= Golf Course Allotments =

Allotments in Muswell Hill, London, England

The Golf Course Allotments are allotments in the Muswell Hill area of the London Borough of Haringey. At over 11.5 acres they are the second-largest allotment site in the borough, which also owns them. Like nearly all allotment sites in the borough it is (mostly) run by the site's association, the Golf Course Allotments Association (GCAA).

==History==
The land was once farmland, as was most of this part of North London. Bluebell Wood, which is next door to the allotments, once formed part of an ancient wood called Tottenham Wood. It is possible that this same wood once covered the allotments.

In 1893 the Muswell Hill Golf Club was founded. The club had a course that covered the allotment site. During the First World War they were forced to give up the lease on part of the course for allotment gardening. The golf club never got the land back after the war, and the allotments have been there since.
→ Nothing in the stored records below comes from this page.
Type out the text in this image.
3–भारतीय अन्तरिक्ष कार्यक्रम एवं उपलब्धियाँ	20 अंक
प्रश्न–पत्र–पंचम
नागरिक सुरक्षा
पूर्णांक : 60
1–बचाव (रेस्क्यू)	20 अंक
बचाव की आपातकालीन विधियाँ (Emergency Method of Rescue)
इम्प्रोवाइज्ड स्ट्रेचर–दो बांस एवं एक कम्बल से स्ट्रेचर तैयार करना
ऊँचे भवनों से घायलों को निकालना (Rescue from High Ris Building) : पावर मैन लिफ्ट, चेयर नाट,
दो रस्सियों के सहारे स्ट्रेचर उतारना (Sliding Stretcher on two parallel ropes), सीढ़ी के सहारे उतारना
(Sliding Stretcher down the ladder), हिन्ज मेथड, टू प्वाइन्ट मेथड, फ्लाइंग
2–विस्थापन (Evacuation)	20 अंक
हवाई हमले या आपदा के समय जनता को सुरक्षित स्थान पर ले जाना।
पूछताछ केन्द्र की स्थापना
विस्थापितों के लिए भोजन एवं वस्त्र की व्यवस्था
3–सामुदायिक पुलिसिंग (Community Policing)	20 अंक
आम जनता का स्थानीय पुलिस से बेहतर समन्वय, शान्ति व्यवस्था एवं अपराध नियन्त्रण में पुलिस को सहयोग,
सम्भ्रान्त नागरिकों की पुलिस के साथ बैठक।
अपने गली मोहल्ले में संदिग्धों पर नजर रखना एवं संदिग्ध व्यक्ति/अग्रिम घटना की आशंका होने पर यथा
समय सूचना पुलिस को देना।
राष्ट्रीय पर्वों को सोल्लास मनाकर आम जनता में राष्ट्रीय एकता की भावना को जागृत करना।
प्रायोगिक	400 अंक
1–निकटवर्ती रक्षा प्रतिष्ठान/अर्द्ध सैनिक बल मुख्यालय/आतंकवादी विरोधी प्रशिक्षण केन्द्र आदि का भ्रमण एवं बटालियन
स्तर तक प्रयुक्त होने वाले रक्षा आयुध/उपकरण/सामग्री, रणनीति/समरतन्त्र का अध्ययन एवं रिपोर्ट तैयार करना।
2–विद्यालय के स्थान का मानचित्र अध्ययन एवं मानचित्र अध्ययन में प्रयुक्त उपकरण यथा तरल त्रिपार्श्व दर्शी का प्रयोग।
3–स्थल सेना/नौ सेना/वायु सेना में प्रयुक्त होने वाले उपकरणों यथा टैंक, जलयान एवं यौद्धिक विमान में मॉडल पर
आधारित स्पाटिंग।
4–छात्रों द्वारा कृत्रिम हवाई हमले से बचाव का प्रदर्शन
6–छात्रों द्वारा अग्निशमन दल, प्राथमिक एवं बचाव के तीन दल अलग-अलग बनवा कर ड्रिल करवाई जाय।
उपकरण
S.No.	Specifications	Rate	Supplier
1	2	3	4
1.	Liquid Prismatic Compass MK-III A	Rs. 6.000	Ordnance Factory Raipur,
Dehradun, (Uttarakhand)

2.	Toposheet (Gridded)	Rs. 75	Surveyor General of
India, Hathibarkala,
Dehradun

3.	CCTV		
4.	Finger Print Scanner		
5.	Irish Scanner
The GCAA was originally founded in the 1940s as a local allotment and horticultural society with the betterment of allotment sites as an aim. Over time it focused on the Golf Course Allotments over others, subsequently changing its name to reflect this.

==The site today==
Today the allotment has over 230 plots gardened by over 250 tenants. There is a shop for plot holders, a composting toilet, and a community hall. Throughout the year are events such as cafés and parties which raise funds to improve the site. The site is open to the public one day a year during the Summer Show. Normally held in early September, the Show is opened with the National Gardens Scheme.

As of 2026, the wait time for an allotment plot was four to five years.